C’est le genre de petit film auquel les qualificatifs les plus pompiers (une claque, une baffe, un choc, ce genre) sont réellement susceptibles de faire le plus grand mal et à propos duquel il serait inspiré de rester à son image: modeste, sobre et, parce qu’il possède ces deux qualités, voit sa puissance décuplée. Un premier long qui dit tout en peu de temps, en peu de scènes, en peu de mots. Un monde, c’est le monde vu à travers le regard de Nora, une petite fille qui entre en primaire et qui, d’emblée, n’a pas envie d’y aller. Comme un pressentiment qui ne tient pas du caprice, mais de l’angoisse viscérale de (sa)voir des choses insupportables. À raison: son frère est victime de harcèlement scolaire.
À ce grand thème de société, survient la peur des grands traitements pour une soirée de débat sur le service public avec un présentateur nous expliquant pourquoi tout ceci est très grave, pourquoi les harcelés sont gentils et les harceleurs, méchants. La réalisatrice Laura Wandel ne s’inscrit pas du tout dans cette veine, ne cherche pas du tout à distribuer les bons et les mauvais points, elle préfère raconter une expérience à la fois singulière et universelle, celle d’une enfant à qui l’on impose une violence: désarmée face au harcèlement que subit son frère (ce qui donne lieu à un point de vue encore plus dérangeant et sensible de témoin), confrontée à des responsabilités et agitée par des sentiments trop grands pour elle. Alors que son frère ne réagit pas, elle tente de prendre les choses en main, en dénonçant puis en tentant de réveiller celui qui se voit anéanti par la violence qu’il subit quotidiennement et se laisse maltraiter. Outre son frère (qui ne réagit pas), il y a le père (qui lui demande de fliquer les agissements des caïds), les amies de son âge (qui tournent le dos), le système scolaire (qui ne voit rien), les profs (qui compatissent comme ils peuvent), les peurs secrètes (la légende urbaine des élèves morts enterrés dans le bac à sable) et les rêves d’une enfant qui se seront jamais exaucés.
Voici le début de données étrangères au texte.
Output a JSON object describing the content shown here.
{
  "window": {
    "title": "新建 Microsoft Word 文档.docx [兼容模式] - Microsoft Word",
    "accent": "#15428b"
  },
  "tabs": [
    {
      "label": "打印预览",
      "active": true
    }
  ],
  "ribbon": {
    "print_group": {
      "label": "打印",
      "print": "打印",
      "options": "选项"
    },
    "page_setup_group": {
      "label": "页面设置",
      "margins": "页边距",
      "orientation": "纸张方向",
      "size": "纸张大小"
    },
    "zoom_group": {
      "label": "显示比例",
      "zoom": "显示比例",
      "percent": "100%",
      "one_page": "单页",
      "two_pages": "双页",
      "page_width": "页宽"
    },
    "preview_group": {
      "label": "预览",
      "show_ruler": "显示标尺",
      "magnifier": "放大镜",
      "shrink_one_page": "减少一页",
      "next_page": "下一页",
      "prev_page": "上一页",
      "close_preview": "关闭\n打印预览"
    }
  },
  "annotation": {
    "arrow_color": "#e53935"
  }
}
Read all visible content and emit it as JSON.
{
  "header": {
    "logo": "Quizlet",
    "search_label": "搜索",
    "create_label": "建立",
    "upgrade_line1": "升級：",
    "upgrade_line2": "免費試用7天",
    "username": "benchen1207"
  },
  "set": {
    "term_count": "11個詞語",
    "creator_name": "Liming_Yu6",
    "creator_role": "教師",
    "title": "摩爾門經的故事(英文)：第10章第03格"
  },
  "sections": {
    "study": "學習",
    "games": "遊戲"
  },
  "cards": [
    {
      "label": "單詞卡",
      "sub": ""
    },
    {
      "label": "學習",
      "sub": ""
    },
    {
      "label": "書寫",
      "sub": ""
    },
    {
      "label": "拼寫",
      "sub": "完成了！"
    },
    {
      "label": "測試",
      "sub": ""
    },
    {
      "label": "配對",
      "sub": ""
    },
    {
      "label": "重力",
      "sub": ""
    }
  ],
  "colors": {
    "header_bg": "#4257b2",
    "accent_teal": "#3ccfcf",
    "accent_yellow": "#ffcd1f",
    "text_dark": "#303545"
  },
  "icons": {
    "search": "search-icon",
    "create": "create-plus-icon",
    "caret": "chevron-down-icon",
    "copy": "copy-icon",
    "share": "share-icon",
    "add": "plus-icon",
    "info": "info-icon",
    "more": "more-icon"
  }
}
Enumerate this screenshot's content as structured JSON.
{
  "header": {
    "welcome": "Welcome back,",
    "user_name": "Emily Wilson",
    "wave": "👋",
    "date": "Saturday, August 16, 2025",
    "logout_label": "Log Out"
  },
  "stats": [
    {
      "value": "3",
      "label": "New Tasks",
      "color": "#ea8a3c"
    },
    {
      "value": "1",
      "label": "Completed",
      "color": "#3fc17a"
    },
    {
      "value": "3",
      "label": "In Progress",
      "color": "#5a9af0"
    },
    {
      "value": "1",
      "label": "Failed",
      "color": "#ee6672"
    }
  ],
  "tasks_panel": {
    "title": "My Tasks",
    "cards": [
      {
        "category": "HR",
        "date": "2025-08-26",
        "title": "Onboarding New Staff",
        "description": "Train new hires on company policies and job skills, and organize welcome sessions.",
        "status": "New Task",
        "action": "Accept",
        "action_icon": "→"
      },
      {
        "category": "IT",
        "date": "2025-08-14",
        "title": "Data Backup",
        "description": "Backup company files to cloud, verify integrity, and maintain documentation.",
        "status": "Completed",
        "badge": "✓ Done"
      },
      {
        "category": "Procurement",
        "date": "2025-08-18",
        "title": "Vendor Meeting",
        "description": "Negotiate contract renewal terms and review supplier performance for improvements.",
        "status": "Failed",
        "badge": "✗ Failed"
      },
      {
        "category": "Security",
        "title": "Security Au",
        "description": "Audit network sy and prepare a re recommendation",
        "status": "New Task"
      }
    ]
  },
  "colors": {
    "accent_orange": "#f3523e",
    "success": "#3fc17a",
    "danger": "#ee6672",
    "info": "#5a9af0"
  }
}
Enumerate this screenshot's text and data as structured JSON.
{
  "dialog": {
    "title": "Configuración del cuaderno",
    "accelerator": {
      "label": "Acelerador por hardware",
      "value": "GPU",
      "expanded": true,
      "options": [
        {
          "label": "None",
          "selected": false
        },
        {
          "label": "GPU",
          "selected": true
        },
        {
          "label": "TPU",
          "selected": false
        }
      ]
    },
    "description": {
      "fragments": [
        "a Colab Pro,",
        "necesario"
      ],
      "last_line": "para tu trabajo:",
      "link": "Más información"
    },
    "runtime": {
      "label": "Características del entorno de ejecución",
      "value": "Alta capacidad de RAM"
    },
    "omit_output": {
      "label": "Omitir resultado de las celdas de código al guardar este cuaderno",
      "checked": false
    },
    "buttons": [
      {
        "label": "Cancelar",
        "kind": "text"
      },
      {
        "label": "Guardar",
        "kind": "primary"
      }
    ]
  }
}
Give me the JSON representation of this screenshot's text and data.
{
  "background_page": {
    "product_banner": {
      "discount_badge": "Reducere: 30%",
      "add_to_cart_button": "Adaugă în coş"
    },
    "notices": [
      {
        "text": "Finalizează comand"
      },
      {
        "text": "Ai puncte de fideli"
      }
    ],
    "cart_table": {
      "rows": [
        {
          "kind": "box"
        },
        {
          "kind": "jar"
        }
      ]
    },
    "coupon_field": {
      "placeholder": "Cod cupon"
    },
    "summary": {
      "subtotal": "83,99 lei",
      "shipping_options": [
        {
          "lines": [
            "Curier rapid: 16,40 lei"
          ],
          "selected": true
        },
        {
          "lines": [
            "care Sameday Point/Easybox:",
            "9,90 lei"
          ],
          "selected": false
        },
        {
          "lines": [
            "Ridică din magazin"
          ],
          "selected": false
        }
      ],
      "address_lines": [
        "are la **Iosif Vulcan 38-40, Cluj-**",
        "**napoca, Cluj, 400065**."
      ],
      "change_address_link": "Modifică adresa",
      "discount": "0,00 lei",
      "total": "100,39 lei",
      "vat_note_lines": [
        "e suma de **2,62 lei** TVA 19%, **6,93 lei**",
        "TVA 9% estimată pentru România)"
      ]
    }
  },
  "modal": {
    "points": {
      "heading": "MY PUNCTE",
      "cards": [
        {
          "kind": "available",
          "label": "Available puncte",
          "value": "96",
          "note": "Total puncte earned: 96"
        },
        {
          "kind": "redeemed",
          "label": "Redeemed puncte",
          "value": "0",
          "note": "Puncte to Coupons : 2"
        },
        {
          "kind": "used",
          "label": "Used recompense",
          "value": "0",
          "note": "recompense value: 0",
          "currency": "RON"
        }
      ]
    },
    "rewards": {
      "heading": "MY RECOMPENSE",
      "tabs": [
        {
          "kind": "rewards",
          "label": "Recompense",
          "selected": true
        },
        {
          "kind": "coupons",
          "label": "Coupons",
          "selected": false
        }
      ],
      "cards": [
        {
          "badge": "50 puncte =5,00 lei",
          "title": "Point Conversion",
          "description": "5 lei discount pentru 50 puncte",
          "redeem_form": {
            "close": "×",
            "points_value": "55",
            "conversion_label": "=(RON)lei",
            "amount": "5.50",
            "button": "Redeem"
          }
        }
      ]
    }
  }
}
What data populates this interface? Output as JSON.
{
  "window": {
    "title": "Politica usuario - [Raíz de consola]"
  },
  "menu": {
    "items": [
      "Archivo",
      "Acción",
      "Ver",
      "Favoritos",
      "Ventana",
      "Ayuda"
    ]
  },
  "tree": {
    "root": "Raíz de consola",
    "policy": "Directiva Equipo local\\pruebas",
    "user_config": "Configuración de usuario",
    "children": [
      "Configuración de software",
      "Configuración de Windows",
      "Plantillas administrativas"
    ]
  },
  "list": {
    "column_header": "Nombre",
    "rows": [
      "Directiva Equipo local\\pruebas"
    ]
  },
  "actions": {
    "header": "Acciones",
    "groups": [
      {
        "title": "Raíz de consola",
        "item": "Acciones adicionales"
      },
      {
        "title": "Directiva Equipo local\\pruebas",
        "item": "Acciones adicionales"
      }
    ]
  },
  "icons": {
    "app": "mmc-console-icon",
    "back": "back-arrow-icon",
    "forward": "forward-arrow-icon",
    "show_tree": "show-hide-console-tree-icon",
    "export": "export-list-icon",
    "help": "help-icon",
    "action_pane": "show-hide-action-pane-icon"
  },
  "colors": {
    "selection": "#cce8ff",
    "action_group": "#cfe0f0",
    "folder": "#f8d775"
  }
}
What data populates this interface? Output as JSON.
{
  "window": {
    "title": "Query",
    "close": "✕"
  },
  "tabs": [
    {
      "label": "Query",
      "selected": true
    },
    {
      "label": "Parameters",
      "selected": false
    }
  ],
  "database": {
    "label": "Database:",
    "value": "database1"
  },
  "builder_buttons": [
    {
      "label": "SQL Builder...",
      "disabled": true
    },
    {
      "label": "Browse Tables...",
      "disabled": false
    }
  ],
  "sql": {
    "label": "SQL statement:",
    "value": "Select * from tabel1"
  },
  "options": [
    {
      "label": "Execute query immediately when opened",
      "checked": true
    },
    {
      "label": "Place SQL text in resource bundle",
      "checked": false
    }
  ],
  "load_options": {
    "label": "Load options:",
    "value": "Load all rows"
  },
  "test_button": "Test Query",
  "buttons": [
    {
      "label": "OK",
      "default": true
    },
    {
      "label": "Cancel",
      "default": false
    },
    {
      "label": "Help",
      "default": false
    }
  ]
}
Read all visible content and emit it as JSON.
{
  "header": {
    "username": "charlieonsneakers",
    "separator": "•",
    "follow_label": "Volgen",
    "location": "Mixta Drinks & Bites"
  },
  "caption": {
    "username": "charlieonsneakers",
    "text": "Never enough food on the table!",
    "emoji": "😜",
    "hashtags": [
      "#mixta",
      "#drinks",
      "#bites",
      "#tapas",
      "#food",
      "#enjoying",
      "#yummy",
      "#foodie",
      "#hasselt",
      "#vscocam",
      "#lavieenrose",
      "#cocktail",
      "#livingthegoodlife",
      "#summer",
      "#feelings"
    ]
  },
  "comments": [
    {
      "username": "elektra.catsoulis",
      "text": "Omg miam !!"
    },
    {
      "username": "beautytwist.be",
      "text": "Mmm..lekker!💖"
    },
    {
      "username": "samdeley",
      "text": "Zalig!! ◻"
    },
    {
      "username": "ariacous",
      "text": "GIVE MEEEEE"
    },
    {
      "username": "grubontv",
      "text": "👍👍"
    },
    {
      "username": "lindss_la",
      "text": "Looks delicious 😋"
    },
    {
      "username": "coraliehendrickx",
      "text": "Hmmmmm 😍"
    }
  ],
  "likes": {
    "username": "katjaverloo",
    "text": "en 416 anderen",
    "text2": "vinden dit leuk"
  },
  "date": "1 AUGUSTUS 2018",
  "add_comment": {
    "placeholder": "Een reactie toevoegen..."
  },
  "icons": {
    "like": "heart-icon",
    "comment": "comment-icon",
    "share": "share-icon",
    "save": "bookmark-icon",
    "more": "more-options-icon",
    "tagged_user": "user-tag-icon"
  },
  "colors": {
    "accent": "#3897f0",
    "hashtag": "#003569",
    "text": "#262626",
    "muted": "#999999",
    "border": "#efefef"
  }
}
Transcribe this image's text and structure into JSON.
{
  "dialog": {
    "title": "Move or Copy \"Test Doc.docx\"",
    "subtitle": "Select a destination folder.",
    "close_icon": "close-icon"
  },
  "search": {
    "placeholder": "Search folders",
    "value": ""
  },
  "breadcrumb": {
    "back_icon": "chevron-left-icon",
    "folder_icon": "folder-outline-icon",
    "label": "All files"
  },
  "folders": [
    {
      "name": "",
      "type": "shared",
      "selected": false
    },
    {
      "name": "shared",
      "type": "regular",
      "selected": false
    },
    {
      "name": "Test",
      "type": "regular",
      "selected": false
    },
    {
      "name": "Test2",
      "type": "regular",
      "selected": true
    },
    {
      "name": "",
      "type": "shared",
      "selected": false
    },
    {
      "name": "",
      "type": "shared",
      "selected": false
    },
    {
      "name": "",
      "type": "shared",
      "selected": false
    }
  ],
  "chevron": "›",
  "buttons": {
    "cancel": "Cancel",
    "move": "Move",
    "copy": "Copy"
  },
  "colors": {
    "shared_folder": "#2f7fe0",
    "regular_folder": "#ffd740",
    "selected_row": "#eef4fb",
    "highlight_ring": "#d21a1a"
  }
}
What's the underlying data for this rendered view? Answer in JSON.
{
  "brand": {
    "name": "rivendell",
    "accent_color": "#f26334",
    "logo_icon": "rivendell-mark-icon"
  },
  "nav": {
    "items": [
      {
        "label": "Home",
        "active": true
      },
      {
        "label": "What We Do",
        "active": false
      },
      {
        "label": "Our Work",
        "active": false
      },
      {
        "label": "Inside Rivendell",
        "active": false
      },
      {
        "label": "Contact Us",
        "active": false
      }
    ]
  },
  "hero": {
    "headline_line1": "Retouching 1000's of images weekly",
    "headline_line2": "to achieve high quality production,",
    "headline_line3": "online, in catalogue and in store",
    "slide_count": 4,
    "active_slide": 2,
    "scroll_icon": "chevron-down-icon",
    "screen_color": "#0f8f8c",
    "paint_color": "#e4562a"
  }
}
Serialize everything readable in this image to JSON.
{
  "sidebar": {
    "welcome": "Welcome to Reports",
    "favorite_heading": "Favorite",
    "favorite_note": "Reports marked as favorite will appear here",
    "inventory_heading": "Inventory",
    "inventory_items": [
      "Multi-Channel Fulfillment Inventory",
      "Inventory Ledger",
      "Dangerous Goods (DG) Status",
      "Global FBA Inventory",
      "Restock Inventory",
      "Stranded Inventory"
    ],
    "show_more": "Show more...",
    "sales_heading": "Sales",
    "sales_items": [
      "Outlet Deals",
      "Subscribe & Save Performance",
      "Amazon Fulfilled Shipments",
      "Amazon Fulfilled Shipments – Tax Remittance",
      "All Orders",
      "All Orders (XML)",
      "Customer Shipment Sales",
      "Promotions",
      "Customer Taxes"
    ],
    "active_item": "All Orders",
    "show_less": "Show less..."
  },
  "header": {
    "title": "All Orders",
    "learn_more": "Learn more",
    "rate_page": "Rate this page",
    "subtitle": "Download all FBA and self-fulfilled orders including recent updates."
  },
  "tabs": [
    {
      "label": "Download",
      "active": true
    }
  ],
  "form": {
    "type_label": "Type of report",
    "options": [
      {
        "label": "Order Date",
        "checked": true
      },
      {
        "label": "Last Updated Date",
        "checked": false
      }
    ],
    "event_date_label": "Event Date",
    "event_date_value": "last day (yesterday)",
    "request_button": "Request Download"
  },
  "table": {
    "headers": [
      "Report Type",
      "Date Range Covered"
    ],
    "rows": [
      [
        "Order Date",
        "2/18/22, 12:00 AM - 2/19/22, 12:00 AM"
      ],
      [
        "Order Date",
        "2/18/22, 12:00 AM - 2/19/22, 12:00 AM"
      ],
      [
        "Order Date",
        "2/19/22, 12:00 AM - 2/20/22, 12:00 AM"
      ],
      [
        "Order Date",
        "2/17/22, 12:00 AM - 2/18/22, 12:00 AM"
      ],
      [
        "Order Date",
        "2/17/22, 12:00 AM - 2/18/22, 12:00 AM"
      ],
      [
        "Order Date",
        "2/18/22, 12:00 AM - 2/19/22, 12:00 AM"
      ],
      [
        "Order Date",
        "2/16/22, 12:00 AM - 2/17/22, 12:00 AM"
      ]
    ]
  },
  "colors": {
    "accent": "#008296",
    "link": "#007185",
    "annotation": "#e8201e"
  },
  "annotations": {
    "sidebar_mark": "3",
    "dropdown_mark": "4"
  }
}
La mise en scène est au diapason: le spectateur voit tout ce que la jeune héroïne voit, à la manière d’une caméra subjective. Un parti-pris qui pourra agacer celles et ceux qui, dès le plan, n’y verront qu’un dispositif (Karim Leklou jouant le père, obligé de se baisser pour entrer dans le cadre, ironiseront certains). Or, l’impression d’un truc un peu fabriqué se révèle fugace: cette caméra collant aux basques pourrait effectivement passer pour une afféterie pénible de film d’auteur (tout, absolument tout, du point de vue de l’enfant) qui nous arrive tard après des Dardenne (L’enfant) / du Lodge Kerrigan (Keane) si elle ne prenait pas tout son sens grâce à l’intelligence du regard cinématographique de Laura Wandel (comment filmer la violence et traduire le torrent d’impressions subjectives qui en découle) et l’incarnation poignante de sa jeune comédienne (Maya Vanderbeque) qui porte le poids de l’horreur du monde sur ses frêles épaules.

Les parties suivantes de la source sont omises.